In Frivolity Unbound, Robert F. Kiernan writes, "The fun of the novel and its camp appeal is that the delirium of Lucia's runaway ambition never bedims her sense of genteel propriety. All the while that she seems wildly out of control she is also calculating minutiae of etiquette and decorum, and the two behaviors are a giddy counterpoint... Yet to judge Lucia insane or foolish would be crude. The affectations that never fool anyone, the extraordinary expenditure of energy upon evanescent goals, and the willingness to risk all her dramatic effects upon a momentary inspiration make her an actress, not a Madwoman of Chaillot. She is an actress with only a middling talent, perhaps, and suited better to the provincial stage than to the London, but she has the confidence of a great actress in her ability to bring off a scene."
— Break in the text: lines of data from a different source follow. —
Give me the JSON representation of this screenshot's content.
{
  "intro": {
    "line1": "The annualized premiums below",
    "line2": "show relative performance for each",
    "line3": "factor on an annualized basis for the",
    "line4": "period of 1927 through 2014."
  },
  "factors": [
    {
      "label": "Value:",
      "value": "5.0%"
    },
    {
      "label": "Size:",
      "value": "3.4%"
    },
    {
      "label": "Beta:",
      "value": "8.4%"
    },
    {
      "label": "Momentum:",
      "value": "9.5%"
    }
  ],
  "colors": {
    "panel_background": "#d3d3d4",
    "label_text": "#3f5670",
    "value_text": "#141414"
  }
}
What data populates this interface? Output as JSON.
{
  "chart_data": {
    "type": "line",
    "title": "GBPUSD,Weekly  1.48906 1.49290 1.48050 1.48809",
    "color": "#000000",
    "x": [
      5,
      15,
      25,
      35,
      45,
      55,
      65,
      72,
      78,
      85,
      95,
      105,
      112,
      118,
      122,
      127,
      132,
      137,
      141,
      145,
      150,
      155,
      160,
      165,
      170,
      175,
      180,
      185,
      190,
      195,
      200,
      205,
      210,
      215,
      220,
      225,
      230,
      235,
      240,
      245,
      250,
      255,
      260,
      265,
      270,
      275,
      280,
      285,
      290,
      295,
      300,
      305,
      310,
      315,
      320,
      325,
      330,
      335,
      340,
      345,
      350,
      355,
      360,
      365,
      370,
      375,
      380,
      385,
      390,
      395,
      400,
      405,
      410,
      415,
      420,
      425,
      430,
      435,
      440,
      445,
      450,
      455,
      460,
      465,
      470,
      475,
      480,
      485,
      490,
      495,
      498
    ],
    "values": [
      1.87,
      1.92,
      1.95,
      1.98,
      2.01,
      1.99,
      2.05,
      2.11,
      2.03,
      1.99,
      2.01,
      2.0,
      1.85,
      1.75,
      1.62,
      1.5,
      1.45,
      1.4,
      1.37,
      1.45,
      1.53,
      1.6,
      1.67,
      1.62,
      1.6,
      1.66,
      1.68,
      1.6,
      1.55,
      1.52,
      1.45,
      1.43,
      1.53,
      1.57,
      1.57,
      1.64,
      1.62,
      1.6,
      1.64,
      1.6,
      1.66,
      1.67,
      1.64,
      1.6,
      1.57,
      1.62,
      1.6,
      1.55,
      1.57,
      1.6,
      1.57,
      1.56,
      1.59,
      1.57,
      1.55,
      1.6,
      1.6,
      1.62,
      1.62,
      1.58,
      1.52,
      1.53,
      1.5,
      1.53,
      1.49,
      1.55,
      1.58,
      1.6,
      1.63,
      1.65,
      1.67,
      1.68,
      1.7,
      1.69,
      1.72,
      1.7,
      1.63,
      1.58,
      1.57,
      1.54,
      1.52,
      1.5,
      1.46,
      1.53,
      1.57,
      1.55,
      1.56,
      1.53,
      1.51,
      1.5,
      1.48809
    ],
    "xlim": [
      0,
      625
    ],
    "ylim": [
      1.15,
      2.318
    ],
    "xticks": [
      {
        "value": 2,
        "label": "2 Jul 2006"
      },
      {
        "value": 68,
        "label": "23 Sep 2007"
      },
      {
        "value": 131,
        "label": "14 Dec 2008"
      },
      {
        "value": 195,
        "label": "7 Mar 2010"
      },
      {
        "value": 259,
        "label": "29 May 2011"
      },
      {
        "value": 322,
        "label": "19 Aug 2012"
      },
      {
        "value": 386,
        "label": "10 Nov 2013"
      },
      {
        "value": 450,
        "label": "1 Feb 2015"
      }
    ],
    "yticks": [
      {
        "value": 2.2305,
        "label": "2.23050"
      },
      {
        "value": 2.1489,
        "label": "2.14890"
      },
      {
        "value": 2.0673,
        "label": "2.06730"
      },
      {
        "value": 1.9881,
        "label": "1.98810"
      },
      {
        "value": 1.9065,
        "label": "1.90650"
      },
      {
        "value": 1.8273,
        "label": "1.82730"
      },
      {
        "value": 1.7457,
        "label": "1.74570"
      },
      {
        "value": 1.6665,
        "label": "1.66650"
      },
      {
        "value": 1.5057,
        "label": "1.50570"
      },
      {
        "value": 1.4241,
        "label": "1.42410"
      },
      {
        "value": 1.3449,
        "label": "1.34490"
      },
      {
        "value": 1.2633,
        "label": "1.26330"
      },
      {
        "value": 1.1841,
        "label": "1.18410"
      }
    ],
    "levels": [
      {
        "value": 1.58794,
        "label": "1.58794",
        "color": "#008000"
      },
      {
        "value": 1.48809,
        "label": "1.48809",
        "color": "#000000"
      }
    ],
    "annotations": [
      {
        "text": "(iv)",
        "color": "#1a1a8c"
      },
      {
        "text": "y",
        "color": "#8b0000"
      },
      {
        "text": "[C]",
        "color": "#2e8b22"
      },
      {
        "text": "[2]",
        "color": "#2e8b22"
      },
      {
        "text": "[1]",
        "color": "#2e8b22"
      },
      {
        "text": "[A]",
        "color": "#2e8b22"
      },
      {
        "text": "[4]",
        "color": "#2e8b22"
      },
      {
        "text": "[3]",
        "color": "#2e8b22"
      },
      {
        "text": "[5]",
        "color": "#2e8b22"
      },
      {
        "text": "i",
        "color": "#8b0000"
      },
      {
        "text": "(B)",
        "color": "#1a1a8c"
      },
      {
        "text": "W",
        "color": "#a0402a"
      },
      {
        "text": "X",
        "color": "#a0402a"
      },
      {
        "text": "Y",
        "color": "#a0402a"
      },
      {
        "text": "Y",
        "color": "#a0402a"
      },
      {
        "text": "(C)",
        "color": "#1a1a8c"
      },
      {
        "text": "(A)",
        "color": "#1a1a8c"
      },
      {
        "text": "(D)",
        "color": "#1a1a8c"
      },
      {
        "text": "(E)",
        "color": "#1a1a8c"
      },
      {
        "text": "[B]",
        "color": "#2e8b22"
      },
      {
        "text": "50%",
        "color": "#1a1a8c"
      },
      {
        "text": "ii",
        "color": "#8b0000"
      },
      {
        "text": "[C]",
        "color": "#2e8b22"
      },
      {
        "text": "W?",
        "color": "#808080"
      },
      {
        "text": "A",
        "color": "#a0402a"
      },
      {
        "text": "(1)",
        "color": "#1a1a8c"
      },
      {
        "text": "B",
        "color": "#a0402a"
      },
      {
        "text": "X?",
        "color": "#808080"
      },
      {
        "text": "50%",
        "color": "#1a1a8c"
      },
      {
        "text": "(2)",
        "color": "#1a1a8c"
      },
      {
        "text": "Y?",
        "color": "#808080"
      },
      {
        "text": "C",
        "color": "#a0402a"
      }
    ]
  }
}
In The Alchemy of Laughter, Glen Cavaliero observes that in Lucia in London, "her snobbery, pretentiousness and blatant social climbing are neutralised and become occasions for an altogether wittier kind of mockery. An appreciative band of Luciaphiles is formed, who see through her and yet appreciate and enjoy her: Benson is fictionalising the readership for the succeeding novels, which provide the invigorating spectacle of people who behave badly without doing anybody any harm."

==Sequels==
Lucia in London is the third book in what became known as the series of six Mapp and Lucia novels. In the next book, 1931's Mapp and Lucia, Lucia and Georgie move from Riseholme to Tilling, the setting of the 1922 book Miss Mapp. The fifth and sixth books, Lucia's Progress (1935) and Trouble for Lucia (1939), take place in Tilling.